The Mexico Project’s chief aim is to disseminate information to the public and to make declassified documents increasingly available in Mexico. With over 1,600 Freedom of Information requests having been filed by the project since 1994, its existence specifically as a digital archive has sparked debates over freedom of information in Mexico since its inception in 1985. The project’s goals also demonstrate how archives can act as centers of activism within a given community. Kristen Weld’s Paper Cadavers: The Archives of Dictatorship in Guatemala, published in 2014, echoes this point, asserting that archival creation reveals how communities understand both their past and present. Although Weld’s work focuses on the preservation and digitization of Guatemalan police records, her analysis demonstrates how the information contained within a particular document can be reimagined within the context it is rediscovered. For the archivists working on the Mexico Project, the documents are not only political within the context they were created, but their declassification reminds the community about its traumatic history, as well as addressing issues of government transparency and violence in the modern era.
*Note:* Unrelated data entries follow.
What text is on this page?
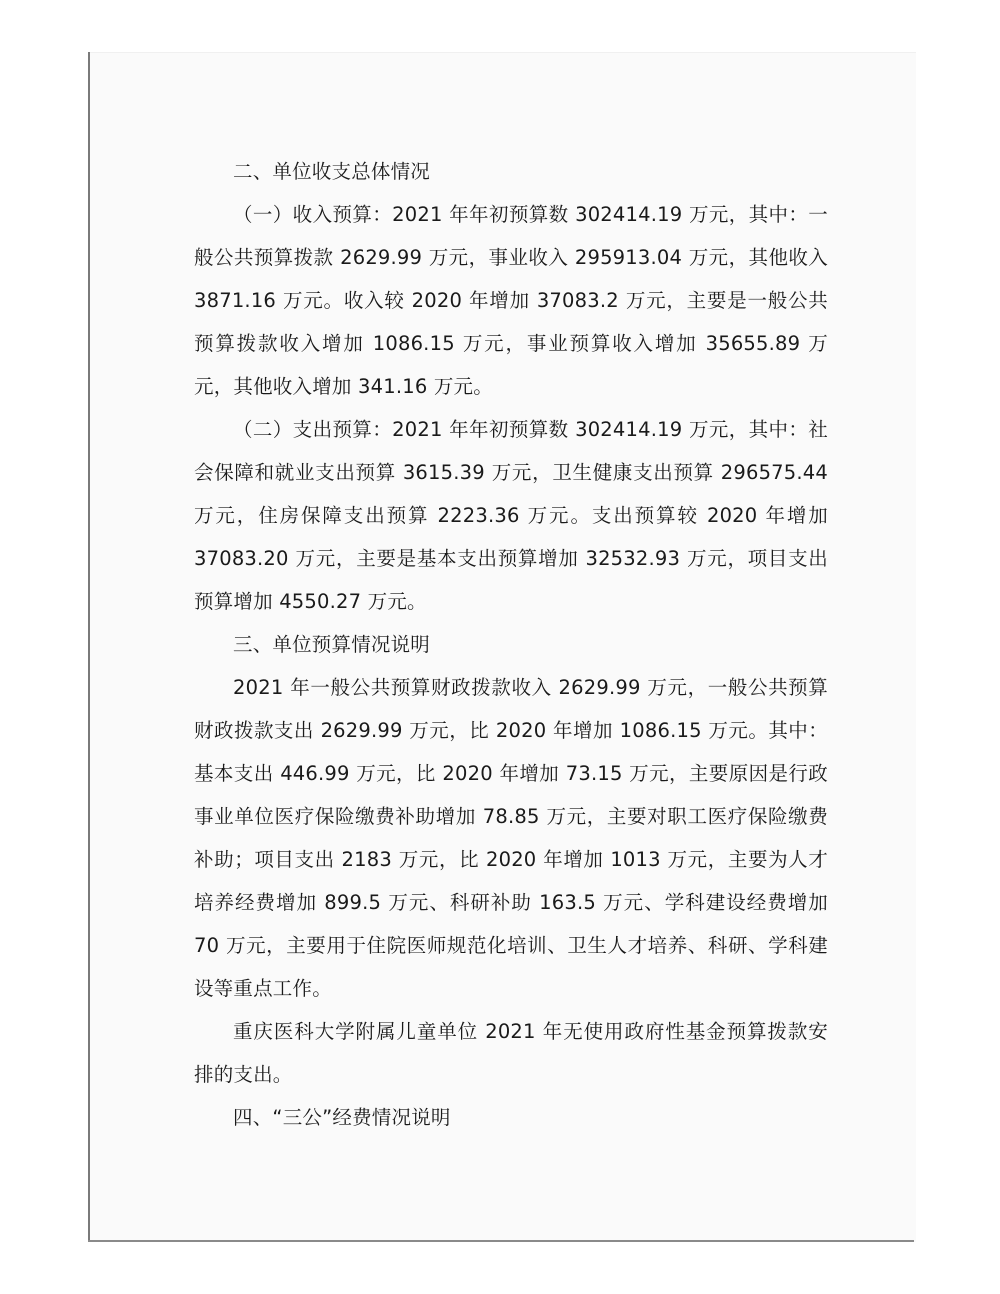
二、单位收支总体情况

（一）收入预算：2021 年年初预算数 302414.19 万元，其中：一般公共预算拨款 2629.99 万元，事业收入 295913.04 万元，其他收入 3871.16 万元。收入较 2020 年增加 37083.2 万元，主要是一般公共预算拨款收入增加 1086.15 万元，事业预算收入增加 35655.89 万元，其他收入增加 341.16 万元。

（二）支出预算：2021 年年初预算数 302414.19 万元，其中：社会保障和就业支出预算 3615.39 万元，卫生健康支出预算 296575.44 万元，住房保障支出预算 2223.36 万元。支出预算较 2020 年增加 37083.20 万元，主要是基本支出预算增加 32532.93 万元，项目支出预算增加 4550.27 万元。

三、单位预算情况说明

2021 年一般公共预算财政拨款收入 2629.99 万元，一般公共预算财政拨款支出 2629.99 万元，比 2020 年增加 1086.15 万元。其中：基本支出 446.99 万元，比 2020 年增加 73.15 万元，主要原因是行政事业单位医疗保险缴费补助增加 78.85 万元，主要对职工医疗保险缴费补助；项目支出 2183 万元，比 2020 年增加 1013 万元，主要为人才培养经费增加 899.5 万元、科研补助 163.5 万元、学科建设经费增加 70 万元，主要用于住院医师规范化培训、卫生人才培养、科研、学科建设等重点工作。

重庆医科大学附属儿童单位 2021 年无使用政府性基金预算拨款安排的支出。

四、“三公”经费情况说明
With that being said, the biggest opportunity for researchers and writers is with the website’s lack of updated material. A three-year gap exists between the most recent story, having been published on October 2, 2018, and the previous story dating back to 2015. Although the Mexico Project features publications by online media that cite the project and its contributors, the website could benefit from more regular postings and a more diverse set of stories. Because of the lack of narrative variety, scholars now have opportunities to reimagine and reinterpret the National Security Archive’s holdings. Many of the posts concentrate on a set of specific historical events, such as massacres and narco-related terrorism. While these stories are important and useful for both scholars and community activists, there exists a gap waiting to be filled by a variety of stories and methodological and theoretical approaches.